In questo momento nomino i sintomi della resistenza perché siamo insieme, ma per me stessa, nel silenzio, non ho bisogno di etichettare ciò che sento, essendo totalmente in contatto con questo momento di vita completamente indivisibile, assolutamente nuovo.

Nessuna resistenza. Nessun attaccamento a quel che capita. Non riconoscerlo utilizzando il passato, senza supporre che questo momento possa essere pericoloso, o che qualcosa debba essere evitata. Non sapere. Non sapere è la verità, noi non sappiamo. Lasciare semplicemente che le cose siano lì, pienamente sperimentate dall’inizio alla fine. Lasciatele manifestarsi da sole, non hanno bisogno del nostro aiuto, è la Vita.

Krishnamurti usava dire: “Lasciate fiorire. Lasciate fiorire la gelosia!” Qualcuno aveva replicato: “Come posso lasciar fiorire la gelosia? E’ talmente distruttiva!” “Guardatela come se fosse un gioiello nella vostra mano”, aveva risposto.

Lasciamo andare la metafora e ritorniamo all’agitazione causata dalla paura. Sentitela in modo così evidente da far sparire ogni separazione. Non c’è paura, nessuno che ne soffra, nessuno che mi faccia paura. Qualsiasi cosa succeda, è semplicemente presente, un segnale pronto a dispiegarsi e dissolversi nello spazio vuoto. Non è forse  ciò che fa ogni sentimento e ogni sensazione? Appare, si dispiega e appassisce senza lasciar traccia, tranne che non lo faccia persistere il carburante portato dal pensiero e dalla memoria.

Siamo pronti a questo? Ce ne ricorderemo la prossima volta? Ora!

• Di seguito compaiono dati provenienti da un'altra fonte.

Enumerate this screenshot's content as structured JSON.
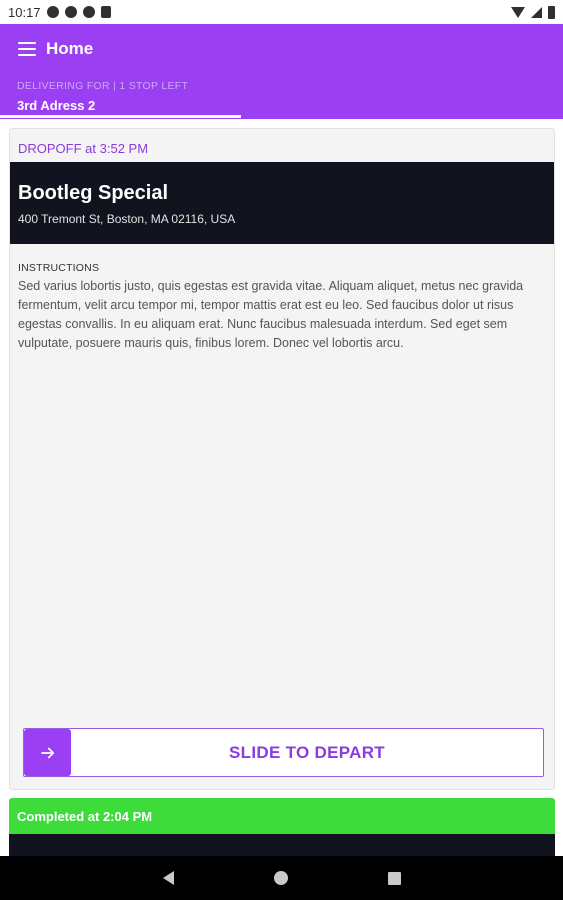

L’abitudine di portare avanti ciò che è spiacevole è così grande. Non c’è bisogno di farne una montagna. Qualcosa appare, è subito autorizzato ad essere lì, per essere visto e sentito. Diamogli lo spazio per vivere. Lasciamogli dire ciò che ha da dire.

Il rumore di un aereo, il soffio di una dolce brezza sulla pelle sono lì. Gli uccelli cantano. La respirazione è lì, forse un po’ irregolare. Essendo silenziosamente con tutto ciò che c’è, la respirazione si avverte appena. Poi, poiché l’organismo ha bisogno d’aria, c’è una grande inspirazione.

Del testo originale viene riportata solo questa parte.